Ian Facer, NPA Chairman, comments:
"The daily contact between the pharmacy team and a cross-section of society provides a singular opportunity for tackling health inequalities.
"Increased public investment in community pharmacy would mark a shift to more equitable health provision by bringing a wider range of NHS services into the heart of neighbourhood communities where they are within easy reach of the people who need them most. The latest Government statistics show that 99% of the population - even those in the most deprived areas - can get to a pharmacy within 20 minutes by car, and 96% can get there within 20 minutes by walking or using public transport.
"In pockets around the country pharmacies are offering smoking cessation, weight management and cardiovascular risk assessment services.
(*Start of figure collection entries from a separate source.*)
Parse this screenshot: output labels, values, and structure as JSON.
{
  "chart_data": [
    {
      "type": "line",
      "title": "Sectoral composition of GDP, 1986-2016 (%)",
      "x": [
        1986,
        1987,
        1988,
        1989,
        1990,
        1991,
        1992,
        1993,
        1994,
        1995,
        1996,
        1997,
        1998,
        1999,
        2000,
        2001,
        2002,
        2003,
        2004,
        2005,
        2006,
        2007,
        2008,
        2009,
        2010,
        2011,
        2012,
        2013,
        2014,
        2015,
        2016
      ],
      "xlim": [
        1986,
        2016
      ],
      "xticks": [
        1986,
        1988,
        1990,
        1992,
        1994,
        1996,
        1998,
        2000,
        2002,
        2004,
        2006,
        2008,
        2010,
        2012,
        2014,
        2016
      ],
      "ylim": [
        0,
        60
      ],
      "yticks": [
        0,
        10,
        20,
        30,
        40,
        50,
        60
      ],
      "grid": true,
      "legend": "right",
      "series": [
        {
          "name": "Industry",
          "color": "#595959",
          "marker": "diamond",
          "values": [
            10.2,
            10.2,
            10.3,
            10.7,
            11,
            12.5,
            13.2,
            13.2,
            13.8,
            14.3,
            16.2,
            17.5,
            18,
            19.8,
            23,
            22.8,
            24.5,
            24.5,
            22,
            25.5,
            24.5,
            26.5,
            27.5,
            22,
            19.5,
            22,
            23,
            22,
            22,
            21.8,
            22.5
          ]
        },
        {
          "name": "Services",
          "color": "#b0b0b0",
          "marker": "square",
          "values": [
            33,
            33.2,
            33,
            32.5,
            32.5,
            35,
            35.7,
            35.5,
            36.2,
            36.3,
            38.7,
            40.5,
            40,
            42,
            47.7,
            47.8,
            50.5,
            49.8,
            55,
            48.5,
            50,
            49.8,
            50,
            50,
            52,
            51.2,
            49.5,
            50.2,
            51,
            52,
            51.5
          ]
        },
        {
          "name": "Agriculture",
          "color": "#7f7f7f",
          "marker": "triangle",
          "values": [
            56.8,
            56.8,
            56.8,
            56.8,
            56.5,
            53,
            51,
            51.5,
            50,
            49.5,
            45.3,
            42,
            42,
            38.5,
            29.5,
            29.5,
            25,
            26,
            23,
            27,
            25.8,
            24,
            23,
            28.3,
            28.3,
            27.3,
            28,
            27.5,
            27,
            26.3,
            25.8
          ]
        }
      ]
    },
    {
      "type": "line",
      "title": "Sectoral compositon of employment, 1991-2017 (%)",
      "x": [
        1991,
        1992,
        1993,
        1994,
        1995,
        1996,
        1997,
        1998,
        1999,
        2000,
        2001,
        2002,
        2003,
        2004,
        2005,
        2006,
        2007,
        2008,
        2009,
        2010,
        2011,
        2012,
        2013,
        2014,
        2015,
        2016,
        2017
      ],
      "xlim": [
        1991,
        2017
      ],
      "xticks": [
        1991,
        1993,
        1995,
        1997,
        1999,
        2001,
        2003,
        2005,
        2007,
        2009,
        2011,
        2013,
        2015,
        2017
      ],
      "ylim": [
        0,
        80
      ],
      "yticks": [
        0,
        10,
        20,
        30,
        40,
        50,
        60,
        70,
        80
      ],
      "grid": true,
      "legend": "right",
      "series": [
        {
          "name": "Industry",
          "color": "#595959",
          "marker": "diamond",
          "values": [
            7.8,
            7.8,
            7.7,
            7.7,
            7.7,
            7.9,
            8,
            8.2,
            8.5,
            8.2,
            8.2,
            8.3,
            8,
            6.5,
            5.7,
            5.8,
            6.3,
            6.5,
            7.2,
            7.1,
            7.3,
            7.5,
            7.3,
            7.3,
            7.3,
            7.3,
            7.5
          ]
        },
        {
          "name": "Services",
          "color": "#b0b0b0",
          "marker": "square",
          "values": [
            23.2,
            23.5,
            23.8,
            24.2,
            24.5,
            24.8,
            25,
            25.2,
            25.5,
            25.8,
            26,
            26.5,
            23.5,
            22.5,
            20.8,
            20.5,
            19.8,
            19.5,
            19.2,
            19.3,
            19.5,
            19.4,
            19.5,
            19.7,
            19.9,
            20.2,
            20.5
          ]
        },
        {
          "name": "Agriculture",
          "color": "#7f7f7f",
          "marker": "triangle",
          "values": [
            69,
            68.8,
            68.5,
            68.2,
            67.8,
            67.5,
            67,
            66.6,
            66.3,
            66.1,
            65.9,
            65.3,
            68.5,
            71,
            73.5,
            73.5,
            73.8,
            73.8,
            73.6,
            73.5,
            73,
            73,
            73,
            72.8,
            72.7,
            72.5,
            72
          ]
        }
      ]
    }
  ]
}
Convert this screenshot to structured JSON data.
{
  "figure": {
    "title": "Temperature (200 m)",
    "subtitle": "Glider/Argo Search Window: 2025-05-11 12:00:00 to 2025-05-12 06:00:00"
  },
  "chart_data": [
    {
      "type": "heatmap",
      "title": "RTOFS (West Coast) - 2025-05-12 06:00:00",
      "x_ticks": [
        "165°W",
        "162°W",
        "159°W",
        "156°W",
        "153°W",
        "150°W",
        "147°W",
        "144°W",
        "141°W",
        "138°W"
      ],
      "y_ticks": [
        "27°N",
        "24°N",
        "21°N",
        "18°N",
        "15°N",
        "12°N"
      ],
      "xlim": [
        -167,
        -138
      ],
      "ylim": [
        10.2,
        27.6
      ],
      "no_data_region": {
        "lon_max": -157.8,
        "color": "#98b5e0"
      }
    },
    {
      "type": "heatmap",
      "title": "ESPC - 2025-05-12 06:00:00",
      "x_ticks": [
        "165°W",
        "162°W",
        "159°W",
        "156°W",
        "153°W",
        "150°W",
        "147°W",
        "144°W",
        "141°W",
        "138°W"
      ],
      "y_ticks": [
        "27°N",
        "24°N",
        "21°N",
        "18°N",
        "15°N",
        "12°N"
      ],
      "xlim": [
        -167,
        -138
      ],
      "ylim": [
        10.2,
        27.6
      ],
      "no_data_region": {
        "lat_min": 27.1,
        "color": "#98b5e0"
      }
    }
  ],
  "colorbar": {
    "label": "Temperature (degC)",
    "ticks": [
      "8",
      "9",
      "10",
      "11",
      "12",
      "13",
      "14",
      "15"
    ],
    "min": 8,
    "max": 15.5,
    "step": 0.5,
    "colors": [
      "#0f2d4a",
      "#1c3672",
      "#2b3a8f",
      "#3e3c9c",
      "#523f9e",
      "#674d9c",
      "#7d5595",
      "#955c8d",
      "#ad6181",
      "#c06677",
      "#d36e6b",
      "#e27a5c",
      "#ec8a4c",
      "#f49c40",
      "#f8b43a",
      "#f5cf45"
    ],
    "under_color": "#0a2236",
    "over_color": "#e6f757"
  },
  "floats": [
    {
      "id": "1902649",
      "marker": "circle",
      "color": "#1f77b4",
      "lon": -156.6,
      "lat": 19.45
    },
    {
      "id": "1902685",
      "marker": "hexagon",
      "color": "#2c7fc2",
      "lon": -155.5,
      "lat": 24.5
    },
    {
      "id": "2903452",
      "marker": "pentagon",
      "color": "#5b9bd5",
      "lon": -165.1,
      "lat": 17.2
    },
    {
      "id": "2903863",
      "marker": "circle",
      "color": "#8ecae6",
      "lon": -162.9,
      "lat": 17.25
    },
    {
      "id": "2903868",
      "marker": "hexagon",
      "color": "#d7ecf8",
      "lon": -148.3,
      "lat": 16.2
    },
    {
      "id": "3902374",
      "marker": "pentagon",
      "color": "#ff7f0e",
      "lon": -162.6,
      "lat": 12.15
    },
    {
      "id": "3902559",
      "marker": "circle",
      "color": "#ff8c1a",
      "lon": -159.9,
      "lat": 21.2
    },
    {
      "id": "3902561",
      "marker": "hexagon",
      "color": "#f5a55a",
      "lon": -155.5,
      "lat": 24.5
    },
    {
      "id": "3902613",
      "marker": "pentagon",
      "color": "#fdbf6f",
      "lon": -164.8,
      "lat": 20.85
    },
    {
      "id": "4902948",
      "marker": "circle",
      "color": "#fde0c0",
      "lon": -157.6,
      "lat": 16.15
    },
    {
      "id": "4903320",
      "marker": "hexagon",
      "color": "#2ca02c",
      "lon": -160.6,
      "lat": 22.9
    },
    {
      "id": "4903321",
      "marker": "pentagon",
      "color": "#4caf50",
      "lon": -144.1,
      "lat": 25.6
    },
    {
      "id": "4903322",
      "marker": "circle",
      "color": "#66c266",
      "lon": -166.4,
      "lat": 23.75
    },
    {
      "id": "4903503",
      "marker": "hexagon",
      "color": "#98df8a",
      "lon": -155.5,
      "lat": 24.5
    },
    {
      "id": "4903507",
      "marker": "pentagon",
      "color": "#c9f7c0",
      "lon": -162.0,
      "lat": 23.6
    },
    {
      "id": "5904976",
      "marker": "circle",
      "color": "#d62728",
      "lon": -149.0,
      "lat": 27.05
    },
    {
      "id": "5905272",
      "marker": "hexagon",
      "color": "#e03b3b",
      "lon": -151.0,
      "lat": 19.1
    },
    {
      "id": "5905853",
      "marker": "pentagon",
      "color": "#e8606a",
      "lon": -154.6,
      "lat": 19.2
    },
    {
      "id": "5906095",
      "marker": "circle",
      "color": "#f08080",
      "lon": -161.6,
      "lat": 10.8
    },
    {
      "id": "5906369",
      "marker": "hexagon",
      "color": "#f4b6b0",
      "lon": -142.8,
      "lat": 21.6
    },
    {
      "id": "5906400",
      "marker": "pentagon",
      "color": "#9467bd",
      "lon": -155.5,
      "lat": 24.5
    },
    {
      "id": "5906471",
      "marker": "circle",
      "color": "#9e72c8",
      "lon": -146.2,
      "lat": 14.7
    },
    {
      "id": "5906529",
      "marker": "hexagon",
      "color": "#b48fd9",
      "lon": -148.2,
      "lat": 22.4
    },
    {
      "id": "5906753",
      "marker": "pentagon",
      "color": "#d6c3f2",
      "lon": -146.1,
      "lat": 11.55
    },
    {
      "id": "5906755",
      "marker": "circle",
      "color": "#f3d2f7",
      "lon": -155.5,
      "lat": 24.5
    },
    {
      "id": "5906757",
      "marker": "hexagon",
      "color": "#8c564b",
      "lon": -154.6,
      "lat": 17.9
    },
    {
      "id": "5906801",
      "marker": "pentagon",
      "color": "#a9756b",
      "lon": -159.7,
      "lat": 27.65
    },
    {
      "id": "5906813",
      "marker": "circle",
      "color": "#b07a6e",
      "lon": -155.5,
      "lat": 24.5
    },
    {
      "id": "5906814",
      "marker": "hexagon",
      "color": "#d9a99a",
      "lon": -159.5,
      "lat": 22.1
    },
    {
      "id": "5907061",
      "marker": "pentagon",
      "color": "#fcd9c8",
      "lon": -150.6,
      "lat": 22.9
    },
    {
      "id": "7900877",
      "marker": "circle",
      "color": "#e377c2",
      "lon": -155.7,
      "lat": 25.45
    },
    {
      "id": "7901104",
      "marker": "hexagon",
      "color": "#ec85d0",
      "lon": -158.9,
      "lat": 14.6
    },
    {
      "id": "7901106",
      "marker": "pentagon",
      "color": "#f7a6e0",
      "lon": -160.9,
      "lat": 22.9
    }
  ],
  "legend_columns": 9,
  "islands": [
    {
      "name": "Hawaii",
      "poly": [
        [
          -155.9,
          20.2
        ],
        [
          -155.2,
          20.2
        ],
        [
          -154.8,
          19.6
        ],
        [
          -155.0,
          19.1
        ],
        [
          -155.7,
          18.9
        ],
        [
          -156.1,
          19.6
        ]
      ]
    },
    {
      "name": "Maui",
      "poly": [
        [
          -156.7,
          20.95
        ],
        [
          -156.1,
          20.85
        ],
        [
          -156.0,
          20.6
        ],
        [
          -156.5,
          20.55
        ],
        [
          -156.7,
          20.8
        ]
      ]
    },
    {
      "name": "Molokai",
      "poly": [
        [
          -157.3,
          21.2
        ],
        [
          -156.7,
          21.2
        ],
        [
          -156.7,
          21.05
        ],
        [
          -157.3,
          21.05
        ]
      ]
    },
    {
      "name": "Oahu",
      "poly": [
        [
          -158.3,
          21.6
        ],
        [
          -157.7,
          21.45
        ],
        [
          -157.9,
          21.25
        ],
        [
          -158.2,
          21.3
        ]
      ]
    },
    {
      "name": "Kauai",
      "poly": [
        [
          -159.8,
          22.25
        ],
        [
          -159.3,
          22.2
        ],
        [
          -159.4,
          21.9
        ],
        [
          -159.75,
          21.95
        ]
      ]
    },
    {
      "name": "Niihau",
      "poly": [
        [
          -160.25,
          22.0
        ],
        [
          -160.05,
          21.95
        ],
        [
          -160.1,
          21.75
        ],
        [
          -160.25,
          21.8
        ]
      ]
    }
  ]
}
But PCT commissioning of these services is far from universal. Allowing all pharmacists to provide these public health services and incentivising them to find those in the community who are not being picked up elsewhere would provide a significant boost to attempts to reduce health inequalities.
"The NHS will be investing approximately £250m per annum in the vascular risk assessment programme (NHS Health Check), with an explicit aim of tackling health inequalities. Without pharmacy involvement, those who may have the most to gain from the service, may miss out, thereby worsening health inequalities. Community pharmacy is very well placed to deliver a service to this 'hard to reach' group.
"We hope that the exploration of the issue in depth at this summit will bring, in the long-term, a valuable reduction in health inequalities through the widespread use of community pharmacy."